The Mudcat Café TM
Thread #59673 Message #952461
Posted By: ET
14-May-03 - 09:51 AM
Thread Name: This Dangerous Business of Morris Dancing
Subject: This Dangerous Business of Morris Dancin
Look I know this fits into many other threads but I hope this will revive it to the top of the agenda. I should add that every time he opens his mouth Howells restricts further the definition of "incidental".
From: Hamish Birchall [mailto:drum.pro@virgin.net] Sent: 14 May 2003 09:06 To: Mark Gibbens; John Bacon; doc rowe; Caspar Cronk; Jerry West; Fee Lock; Jackie Clayton Cc: Richard Bridge Subject: Morris dancing - open spaces - Minister's latest letter Importance: High
Mark
Many thanks for copying me Kim Howells' latest letter concerning Morris dancing, open spaces etc. Before dealing with that, may I say your draft letter to the Commons Licensing Bill Committee is excellent and I hope you send it asap. It would be a good idea to copy it to the JCHR (Chair, Jean Corston MP, and legal adviser Prof David Feldman).
The Minister's arguments for extending criminal law sanctions over Morris dancing in the open on public land - unless licensed - are utter drivel. It is ridiculous for him to suggest that 'issues of safety etc ... are no different to those on private land or indoors'. Of course the safety issues are different: on a village green or public park there is unlikely to be any risk of structural weakness in the dance floor, the risk of fire is virtually nil, and at all but the biggest events there is little or no risk of inadequate emergency exits. Contrast the Minister's arguments with the Government exemption for big screen broadcast entertainment: a pub (or any building or open space) can be packed with boisterous crowds jumping up and down - no entertainment licensing required. Remember also that the performance of dance is exempt from entertainment licensing in places of religious worship, at non-profit-making garden fetes and similar functions.
During last year's World Cup, Bar Oz in Corn Street, Bristol, had to conduct an emergency evacuation because exuberant fans watching a match on the first floor caused ceiling plaster to rain down on customers in the ground floor bar. This was reported in the licensed trade press at the time. The government is aware of this and has concluded that separate safety legislation covers such risks. The DCMS has also received written representations from the Association of Chief Police Officers who wanted televised sporting events to be included as licensable public entertainment on crime and disorder grounds. The Government rejected ACPO's recommendation. With that in mind, the Minister's suggestion that Morris dancing should be licensable because it carries public nuisance and safety risks would be hilarious if it was not clear that, on this occasion, it is not one of his famous jokes. I would suggest that the Government has no evidence that small-scale dancing on public land warrants increased criminal law sanctions.
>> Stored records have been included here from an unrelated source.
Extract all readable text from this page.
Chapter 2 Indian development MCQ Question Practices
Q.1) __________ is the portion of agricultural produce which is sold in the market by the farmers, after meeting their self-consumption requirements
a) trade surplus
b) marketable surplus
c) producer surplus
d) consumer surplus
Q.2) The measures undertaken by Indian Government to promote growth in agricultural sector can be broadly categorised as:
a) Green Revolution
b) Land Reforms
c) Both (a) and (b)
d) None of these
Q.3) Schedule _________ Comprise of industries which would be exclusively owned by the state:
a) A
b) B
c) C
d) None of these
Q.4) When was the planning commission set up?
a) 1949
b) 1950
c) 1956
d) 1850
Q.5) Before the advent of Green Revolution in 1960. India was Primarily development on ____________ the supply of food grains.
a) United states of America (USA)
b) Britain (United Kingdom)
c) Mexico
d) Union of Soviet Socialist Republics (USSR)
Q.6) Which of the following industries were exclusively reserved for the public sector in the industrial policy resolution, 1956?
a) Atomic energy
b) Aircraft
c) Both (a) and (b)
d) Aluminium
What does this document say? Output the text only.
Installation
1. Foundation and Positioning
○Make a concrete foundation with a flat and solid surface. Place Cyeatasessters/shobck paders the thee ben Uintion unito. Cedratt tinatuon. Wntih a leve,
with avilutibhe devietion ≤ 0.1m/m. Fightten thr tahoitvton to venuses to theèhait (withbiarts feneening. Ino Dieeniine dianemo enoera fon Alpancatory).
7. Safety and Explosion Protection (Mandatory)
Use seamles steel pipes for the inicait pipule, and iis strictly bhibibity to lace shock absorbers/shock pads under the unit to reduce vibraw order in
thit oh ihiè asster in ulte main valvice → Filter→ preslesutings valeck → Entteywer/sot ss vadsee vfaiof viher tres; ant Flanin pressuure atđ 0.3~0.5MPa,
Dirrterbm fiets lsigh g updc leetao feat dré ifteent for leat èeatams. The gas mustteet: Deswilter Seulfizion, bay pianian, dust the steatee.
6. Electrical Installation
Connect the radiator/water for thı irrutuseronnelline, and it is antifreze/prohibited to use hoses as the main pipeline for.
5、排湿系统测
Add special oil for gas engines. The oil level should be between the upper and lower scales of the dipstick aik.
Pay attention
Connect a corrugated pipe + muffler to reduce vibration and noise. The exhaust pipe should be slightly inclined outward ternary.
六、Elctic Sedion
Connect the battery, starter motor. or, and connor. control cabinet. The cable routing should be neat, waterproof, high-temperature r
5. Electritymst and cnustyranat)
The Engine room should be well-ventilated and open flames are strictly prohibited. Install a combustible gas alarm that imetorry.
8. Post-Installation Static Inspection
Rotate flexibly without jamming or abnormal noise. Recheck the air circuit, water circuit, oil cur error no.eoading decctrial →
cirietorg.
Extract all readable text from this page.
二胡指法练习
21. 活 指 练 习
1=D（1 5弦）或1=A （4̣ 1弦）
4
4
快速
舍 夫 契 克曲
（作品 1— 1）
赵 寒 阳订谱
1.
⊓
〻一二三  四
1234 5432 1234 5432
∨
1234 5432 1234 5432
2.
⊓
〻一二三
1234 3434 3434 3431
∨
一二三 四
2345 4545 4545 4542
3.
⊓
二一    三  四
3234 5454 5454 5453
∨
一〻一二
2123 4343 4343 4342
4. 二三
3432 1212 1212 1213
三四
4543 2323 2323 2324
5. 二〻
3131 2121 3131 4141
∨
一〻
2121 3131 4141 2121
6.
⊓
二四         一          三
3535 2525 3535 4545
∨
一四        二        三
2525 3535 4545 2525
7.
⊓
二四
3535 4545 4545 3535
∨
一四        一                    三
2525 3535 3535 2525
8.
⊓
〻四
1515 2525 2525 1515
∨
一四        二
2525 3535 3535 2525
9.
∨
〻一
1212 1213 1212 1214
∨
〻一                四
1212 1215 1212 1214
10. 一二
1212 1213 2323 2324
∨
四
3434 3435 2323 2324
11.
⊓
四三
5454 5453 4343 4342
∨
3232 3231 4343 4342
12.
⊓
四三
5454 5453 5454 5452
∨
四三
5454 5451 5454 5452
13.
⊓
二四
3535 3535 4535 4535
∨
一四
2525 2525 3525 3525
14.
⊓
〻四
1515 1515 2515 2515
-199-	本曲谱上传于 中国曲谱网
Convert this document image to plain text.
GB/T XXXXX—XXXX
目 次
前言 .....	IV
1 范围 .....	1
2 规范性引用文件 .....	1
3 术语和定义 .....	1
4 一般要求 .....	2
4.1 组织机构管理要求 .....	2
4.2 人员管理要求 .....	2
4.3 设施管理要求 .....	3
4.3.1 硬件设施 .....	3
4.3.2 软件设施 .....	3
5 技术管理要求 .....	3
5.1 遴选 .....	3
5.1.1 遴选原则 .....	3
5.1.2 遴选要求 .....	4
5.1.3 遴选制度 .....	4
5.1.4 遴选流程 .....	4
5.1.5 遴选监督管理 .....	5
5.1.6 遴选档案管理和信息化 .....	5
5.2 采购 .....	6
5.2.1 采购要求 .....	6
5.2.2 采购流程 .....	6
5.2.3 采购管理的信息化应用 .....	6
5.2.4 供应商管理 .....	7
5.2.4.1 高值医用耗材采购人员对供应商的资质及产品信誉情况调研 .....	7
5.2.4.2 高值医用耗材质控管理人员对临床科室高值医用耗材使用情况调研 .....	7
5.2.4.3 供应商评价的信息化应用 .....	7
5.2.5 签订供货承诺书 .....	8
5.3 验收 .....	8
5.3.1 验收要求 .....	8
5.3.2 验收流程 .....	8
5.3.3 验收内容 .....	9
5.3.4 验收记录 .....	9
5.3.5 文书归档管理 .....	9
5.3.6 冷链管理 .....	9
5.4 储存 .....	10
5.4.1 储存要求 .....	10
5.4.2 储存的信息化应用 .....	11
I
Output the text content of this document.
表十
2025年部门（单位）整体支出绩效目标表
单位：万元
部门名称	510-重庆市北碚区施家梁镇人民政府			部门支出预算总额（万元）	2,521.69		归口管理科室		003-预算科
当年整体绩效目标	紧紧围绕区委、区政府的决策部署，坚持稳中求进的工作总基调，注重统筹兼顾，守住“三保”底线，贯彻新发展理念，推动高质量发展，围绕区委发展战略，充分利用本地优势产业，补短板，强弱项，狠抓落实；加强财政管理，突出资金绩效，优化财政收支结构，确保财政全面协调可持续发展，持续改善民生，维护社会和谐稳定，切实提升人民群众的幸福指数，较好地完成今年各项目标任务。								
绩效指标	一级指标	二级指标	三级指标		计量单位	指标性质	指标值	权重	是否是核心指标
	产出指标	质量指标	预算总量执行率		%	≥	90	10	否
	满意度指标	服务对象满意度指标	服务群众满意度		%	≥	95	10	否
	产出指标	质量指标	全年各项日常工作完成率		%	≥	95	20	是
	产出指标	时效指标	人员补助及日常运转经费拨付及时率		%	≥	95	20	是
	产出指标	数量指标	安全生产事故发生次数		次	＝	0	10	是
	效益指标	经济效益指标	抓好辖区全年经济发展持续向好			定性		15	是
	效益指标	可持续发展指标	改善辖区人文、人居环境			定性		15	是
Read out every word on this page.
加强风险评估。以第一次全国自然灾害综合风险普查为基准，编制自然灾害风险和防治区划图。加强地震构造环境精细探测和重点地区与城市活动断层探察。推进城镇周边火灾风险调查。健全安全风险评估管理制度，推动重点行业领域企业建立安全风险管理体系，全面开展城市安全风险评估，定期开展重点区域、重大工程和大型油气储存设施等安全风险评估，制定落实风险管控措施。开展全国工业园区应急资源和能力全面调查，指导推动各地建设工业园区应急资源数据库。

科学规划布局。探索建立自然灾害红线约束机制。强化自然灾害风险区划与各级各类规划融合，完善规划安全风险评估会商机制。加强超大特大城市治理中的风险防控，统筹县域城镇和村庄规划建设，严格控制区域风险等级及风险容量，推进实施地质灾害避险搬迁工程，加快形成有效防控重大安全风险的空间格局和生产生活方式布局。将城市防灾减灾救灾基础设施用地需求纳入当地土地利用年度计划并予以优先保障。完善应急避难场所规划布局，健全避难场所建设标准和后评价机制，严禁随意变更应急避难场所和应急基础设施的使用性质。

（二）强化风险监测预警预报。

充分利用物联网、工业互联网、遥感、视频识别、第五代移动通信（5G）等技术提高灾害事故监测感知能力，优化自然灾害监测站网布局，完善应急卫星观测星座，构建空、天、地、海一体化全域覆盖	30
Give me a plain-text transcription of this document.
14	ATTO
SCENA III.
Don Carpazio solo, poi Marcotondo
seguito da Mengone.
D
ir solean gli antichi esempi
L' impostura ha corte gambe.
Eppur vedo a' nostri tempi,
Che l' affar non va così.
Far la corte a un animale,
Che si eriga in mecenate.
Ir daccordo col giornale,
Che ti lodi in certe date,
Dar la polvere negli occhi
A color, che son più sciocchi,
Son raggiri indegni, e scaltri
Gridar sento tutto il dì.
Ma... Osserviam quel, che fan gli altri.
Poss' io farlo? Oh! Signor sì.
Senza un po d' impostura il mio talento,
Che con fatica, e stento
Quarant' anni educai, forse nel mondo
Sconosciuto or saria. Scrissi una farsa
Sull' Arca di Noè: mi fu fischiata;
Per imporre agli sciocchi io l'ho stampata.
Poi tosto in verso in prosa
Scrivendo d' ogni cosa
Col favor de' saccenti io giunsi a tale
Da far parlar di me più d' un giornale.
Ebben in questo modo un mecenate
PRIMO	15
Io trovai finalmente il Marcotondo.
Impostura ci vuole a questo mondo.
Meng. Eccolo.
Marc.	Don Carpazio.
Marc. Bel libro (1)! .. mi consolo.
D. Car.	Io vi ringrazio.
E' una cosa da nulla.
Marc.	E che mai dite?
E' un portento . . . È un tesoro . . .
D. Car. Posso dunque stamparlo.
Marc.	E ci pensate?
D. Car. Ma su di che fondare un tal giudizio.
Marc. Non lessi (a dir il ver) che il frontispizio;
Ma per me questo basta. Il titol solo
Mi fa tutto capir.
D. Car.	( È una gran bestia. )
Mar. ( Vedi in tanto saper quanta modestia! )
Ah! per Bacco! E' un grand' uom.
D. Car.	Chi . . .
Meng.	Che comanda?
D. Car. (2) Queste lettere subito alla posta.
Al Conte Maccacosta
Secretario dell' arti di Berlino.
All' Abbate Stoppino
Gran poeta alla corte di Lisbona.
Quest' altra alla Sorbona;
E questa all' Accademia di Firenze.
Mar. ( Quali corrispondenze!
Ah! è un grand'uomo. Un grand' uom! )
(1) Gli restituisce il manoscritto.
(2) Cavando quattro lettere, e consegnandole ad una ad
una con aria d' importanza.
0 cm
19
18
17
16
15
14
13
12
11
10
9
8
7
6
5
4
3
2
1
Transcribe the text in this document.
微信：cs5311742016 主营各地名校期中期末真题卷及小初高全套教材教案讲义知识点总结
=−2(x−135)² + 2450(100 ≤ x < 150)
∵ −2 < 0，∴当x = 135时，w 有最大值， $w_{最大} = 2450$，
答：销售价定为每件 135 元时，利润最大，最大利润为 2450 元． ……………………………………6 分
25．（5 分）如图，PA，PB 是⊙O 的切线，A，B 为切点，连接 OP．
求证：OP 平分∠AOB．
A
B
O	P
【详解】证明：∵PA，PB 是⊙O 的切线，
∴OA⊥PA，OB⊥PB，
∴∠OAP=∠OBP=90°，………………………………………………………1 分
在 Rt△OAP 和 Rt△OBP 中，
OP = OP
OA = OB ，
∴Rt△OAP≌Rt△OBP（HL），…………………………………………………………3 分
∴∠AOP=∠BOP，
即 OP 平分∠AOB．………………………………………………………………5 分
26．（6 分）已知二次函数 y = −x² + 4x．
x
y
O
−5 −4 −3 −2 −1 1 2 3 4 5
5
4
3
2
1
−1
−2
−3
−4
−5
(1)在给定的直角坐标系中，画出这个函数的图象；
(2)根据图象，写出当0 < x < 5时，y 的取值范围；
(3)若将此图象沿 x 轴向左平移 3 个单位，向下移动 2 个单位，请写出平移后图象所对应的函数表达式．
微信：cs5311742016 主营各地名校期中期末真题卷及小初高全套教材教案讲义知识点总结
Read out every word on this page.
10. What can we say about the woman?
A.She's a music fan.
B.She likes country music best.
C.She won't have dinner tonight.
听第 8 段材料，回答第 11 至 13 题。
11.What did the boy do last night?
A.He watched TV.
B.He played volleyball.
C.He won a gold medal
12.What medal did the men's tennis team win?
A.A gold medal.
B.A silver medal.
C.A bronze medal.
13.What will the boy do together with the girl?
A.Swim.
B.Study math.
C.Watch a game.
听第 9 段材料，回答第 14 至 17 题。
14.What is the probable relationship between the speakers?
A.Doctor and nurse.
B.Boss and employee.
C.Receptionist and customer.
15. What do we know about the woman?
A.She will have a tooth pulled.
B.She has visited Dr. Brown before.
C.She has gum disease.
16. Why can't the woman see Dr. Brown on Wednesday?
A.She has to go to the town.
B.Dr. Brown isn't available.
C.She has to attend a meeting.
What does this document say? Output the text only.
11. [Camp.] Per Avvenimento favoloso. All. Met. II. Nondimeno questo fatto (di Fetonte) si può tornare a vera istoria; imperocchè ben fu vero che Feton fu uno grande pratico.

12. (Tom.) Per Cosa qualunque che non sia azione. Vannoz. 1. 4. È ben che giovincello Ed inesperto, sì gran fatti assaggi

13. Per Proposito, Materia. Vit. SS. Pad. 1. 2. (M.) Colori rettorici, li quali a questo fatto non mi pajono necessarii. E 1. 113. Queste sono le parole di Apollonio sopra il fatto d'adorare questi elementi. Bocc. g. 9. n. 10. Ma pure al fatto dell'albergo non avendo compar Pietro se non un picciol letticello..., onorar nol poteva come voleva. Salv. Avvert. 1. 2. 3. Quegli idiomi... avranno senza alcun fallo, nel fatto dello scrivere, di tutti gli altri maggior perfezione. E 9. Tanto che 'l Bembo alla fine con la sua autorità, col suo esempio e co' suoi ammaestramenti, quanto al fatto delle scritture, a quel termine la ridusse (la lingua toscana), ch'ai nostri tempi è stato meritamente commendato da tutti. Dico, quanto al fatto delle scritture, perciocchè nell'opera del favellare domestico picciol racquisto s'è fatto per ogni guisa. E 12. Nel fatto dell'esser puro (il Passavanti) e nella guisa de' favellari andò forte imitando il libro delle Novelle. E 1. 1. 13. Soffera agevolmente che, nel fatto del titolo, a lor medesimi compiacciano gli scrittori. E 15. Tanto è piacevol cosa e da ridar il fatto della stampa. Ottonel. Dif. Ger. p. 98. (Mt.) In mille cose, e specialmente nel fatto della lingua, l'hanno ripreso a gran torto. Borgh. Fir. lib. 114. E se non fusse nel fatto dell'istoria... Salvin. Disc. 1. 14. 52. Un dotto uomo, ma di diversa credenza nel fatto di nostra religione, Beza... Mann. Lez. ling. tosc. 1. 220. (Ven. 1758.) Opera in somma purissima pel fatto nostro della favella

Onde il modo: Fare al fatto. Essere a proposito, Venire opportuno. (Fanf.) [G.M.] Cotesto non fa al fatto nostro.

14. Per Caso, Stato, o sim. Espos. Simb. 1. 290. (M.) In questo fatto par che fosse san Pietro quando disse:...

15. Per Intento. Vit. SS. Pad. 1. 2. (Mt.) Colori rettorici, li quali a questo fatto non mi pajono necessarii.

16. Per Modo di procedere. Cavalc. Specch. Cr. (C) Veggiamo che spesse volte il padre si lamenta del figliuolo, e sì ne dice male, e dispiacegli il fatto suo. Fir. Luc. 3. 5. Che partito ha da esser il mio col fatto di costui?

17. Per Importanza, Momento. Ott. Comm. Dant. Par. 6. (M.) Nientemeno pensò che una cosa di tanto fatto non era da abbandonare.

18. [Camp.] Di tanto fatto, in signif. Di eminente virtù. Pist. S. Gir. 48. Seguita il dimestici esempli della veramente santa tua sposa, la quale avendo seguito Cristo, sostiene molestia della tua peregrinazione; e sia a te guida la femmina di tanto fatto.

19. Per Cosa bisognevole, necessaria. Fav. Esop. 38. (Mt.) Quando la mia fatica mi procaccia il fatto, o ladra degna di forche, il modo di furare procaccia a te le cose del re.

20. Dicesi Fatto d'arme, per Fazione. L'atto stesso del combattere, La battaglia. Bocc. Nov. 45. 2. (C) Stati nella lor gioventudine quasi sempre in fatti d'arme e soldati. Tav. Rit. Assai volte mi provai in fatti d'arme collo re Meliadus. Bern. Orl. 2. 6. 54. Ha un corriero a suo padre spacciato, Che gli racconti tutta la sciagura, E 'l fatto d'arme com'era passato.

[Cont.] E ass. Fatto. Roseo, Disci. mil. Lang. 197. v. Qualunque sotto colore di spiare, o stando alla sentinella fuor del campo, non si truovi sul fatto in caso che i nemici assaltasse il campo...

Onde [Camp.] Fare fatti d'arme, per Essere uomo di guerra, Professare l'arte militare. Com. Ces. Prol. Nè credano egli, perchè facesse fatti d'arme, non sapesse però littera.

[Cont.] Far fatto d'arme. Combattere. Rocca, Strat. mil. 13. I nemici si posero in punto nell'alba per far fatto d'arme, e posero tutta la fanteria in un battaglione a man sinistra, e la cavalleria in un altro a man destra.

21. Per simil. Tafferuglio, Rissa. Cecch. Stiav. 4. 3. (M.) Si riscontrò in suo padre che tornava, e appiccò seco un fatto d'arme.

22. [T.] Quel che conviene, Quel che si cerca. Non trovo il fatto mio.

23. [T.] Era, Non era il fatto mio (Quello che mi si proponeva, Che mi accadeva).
It is preposterous that the licensing of village greens and similar places for such activity should be at local authority discretion, and indeed that even if they do licence them, a further permission from the local authority would be required by Morris sides before any non-spontaneous performance. As for spontaneous dancing being exempt, on 24 April I raised this with a legal adviser at the DCMS and the Local Government Association. The DCMS did not reply to my email, but Trish O'Flynn of the LGA did. The LGA's view, of course, is more relevant than the Minister's since LGA's members are responsible for enforcement. Here is the relevant section of the exchange:
HB: '... Let's assume that under the new regime the landlord of a typical small pub had been granted an authorisation on his premises licence to continue to host the solo and duo musicians that he has been putting on for years without a PEL. However, he did not seek permission for "a performance of dance" because he believes this only applies to the sort of performance described by the Minister [i.e. not spontaneous - also in Committee Howells specifically stated that people dancing for their own amusement did not fall within the definition of a 'performance of dance']. Does this mean that this landlord would not be committing an offence to allow pub customers to clear away the chairs for an impromptu boogie to a CD playing on a jukebox, or one musician playing a song?...'
LGA: '... my understanding is that he would be committing an offence as Sch.1 para 3 provides that the provision of facilities for public dancing i.e. the cleared dance area would require a licence.' Since 1976 the Government has had a duty under Article 15 the International Covenant for Economic, Social and Cultural Rights (ICESCR) to take progressive steps to ensure that everyone can participate in the cultural life of the community. It is impossible to reconcile that principle and obligation with the increased regulation of live music and dancing in the Licensing Bill. I think it also likely that over-regulation of public dancing, as with live music, is incompatible with Articles 10 and 11 of the European Convention.